Red Wings Airlines fleet
| Aircraft | In service | Orders | Passengers |  |  | Notes |
| J | Y | Total |
| Boeing 777-200ER | 3 | — | — | 412 | 412 |  |
| Sukhoi Superjet 100-95 | 22 | 38 | — | 100 | 100 | Overall order of 60 aircraft. |
| Tupolev Tu-214 | 5 | — | — | 194 | 194 | Used for international flights. |
| Yakovlev MC-21-300 | — | 16 | TBA |  |  |  |
| Total | 27 | 54 |  |  |  |  |

===Retired fleet===
Red Wings Airlines previously also operated the following types of aircraft:
- Airbus A320-200
- Airbus A321-200
- Ilyushin Il-76
- Tupolev Tu-154
- Tupolev Tu-204-100

==Accidents and incidents==
- On 29 December 2012, at 16:35 local time (12:35 GMT), Red Wings Airlines Flight 9268, a Tupolev Tu-204-100В (Registration: RA-64047, c/n: 1450743164047, s/n: 047, built: 2008) crashed on landing after overrunning Runway 19 at Vnukovo International Airport (VKO) following a non-revenue repositioning flight originating from Pardubice Airport, Czech Republic. The aircraft broke up and came to a stop on elevated highway M3 about 400 m past the runway's end. There were eight crew members on board of whom five were killed and the other three seriously injured. The fatal Vnukovo accident was the second runway overrun incident involving a Red Wings operated Tu-204-100B in nine days following a Moscow Vnukovo to Novosibirsk flight on 20 December 2012 that overran Runway 25 at Tolmachevo Airport by 1,150 ft into an open field. Initial flight data recorder readouts indicate that brake failure, as well as engine thrust reverser issues, were major contributing causes in both overruns resulting in the issuance of additional airworthiness directives. Russia's Interstate Aviation Committee (IAC) later determined that, as in the precursor non-fatal overrun incident in Novosibirsk, the fatal Moscow accident was caused by a failure of the compression switches in two of the three landing gear assemblies to close on touchdown thus causing the engine thrust reverser shells to fail to deploy.

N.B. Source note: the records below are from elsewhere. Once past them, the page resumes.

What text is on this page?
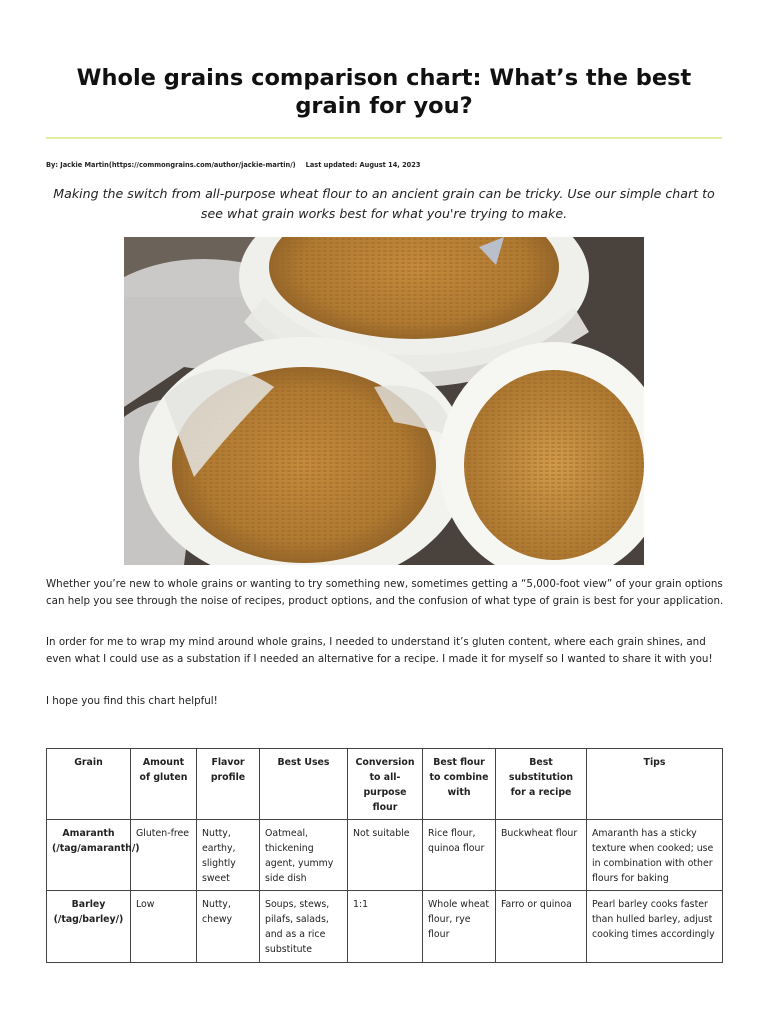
Whole grains comparison chart: What’s the best grain for you?
By: Jackie Martin(https://commongrains.com/author/jackie-martin/) Last updated: August 14, 2023

Making the switch from all-purpose wheat flour to an ancient grain can be tricky. Use our simple chart to see what grain works best for what you're trying to make.

Whether you’re new to whole grains or wanting to try something new, sometimes getting a “5,000-foot view” of your grain options can help you see through the noise of recipes, product options, and the confusion of what type of grain is best for your application.

In order for me to wrap my mind around whole grains, I needed to understand it’s gluten content, where each grain shines, and even what I could use as a substation if I needed an alternative for a recipe. I made it for myself so I wanted to share it with you!

I hope you find this chart helpful!

Grain	Amount of gluten	Flavor profile	Best Uses	Conversion to all-purpose flour	Best flour to combine with	Best substitution for a recipe	Tips
Amaranth (/tag/amaranth/)	Gluten-free	Nutty, earthy, slightly sweet	Oatmeal, thickening agent, yummy side dish	Not suitable	Rice flour, quinoa flour	Buckwheat flour	Amaranth has a sticky texture when cooked; use in combination with other flours for baking
Barley (/tag/barley/)	Low	Nutty, chewy	Soups, stews, pilafs, salads, and as a rice substitute	1:1	Whole wheat flour, rye flour	Farro or quinoa	Pearl barley cooks faster than hulled barley, adjust cooking times accordingly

- On 22 August 2018, one of the Aviadvigatel PS-90 engines of a Red Wings Tu-204 operating flight WZ808 from Ufa to Sochi experienced an engine surge during takeoff from Ufa International Airport and subsequently caught fire. The crew did not receive any fire indications, the automatic fire suppression system did not work, and the manual fire suppression failed to fully extinguish the flames. Emergency services put out the fire after landing while the passengers were evacuated through the right-hand emergency doors via slides. There were no injuries. A Rosaviatsia (Russia's Civil Aviation Authority) commission has been set up to investigate the occurrence.